Spam affects our lives all over the internet. Sometimes you don’t even know that this is spam in front of you. So, what spam actually is? This is the use of e-messaging systems to send an unclaimed message, especially advertising, as well as sending messages repeatedly on the same site.
Nobody likes spam, and the market for anti-spam software is huge counting into billions and expected to grow exponentially. Spam is not something that is black or white, the line is drawn very differently in many systems. For example, a message about some brand new soccer ball characteristics can be spam for personal messages, but in Facebook, group soccer might very appropriate information. That’s one of the reasons why anti-spam software should be customized for specific needs.
Spam in numbers
It accounts for 14.5 billion messages globally per day (on average 2 spam messages to a person per day), this is around 45% of all emails. The United States is the number one generator of spam email, with Korea clocking in as the second-largest contributor of unwanted email. According to a study by the Radicati Research Group Inc., a research firm based in Palo Alto, California, spam costs businesses $20.5 billion annually in decreased productivity as well as in technical expenses. But, spam not only impacts our mailboxes. Nowadays, spam is getting much more “popular” on Social networks. Typical social spam includes tricking users into liking/sharing content (like-jacking), or the promotion of malware from a third party site. The trickiest issue with social spam is that the message generally comes from a user’s actual friends and can be personalized. Facebook states that “less than” 4% of all posts are spam Twitter notes that 1.5% of all Tweets are spam.
There’s still ain’t good universal and perfect system to detect spam and save your time from fighting with it. So we decided to take this challenge.
KindGeek’s spam detection software is oriented to eliminate spam in our clients’ products, which is social networks. For the first stage of the product development, KindGeeks chose Naive Bayes Classifier which has been proven to be quite effective. The classifier is a Machine Learning tool that is based on statistics. In simple words, a message is converted to a bag of words and based on statistics of those words being mentioned in previous messages that have already been categorized, the probability of the message being spam is calculated.

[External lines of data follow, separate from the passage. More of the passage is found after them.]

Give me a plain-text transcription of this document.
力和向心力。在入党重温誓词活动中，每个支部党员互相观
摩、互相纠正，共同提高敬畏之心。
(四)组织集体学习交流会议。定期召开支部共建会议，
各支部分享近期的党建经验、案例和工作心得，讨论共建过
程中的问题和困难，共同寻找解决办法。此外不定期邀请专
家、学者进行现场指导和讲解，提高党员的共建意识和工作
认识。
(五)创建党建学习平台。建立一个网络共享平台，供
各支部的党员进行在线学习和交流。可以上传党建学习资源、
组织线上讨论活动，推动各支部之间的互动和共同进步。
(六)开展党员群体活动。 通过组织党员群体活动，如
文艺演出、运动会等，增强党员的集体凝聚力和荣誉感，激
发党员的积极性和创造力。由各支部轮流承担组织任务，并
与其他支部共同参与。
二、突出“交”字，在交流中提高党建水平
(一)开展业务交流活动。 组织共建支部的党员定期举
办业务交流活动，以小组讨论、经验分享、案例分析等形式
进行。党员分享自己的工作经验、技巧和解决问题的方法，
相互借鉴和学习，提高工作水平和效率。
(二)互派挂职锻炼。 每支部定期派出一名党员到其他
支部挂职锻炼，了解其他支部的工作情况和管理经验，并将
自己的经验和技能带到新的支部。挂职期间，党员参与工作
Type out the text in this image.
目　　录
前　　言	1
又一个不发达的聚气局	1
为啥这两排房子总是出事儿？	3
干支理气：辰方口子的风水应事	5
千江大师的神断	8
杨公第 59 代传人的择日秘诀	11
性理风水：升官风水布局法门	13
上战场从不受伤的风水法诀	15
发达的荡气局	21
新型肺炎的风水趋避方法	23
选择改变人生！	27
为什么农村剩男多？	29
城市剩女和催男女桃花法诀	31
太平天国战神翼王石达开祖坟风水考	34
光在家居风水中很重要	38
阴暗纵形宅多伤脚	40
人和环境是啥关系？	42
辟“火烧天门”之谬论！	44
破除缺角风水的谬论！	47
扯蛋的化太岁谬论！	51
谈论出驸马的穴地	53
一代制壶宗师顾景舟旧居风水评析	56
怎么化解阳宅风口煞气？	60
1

Along with simplicity, Naive Bayes is known to outperform even highly sophisticated classification methods. However, this technique working well only if it has been already trained on a good dataset and also when a message doesn’t contain spelling mistakes. Youtube comments served a good dataset and ElasticSearch for spelling mistakes.
To complete some gaps on this stage we also use NLP, known as Natural language processing. This is artificial intelligence and computational linguistics related area, which concerned with the interactions between computers and human languages.
We believe that the future of anti-spam in social networks lies in targeting not spam but targeting spammers. Users interacting with each other, users type messages that are connected with each other, users have so many things that can help to define whether they are spammers or not. Also, users get annoyed with a message that is interpreted as spam and this wrongfulness leads to a poorer quality of a social network and also the satisfaction of its clientele.
One of the techniques for detecting spammers is a Graph-Based Classifier. The classifier is taking into account not only individual actions but rather tracking the behavior of users. The Classifier is constructing a huge graph of users’ interconnectivity and personal properties. The spam detection system will also include a review of used URL addresses and numbers.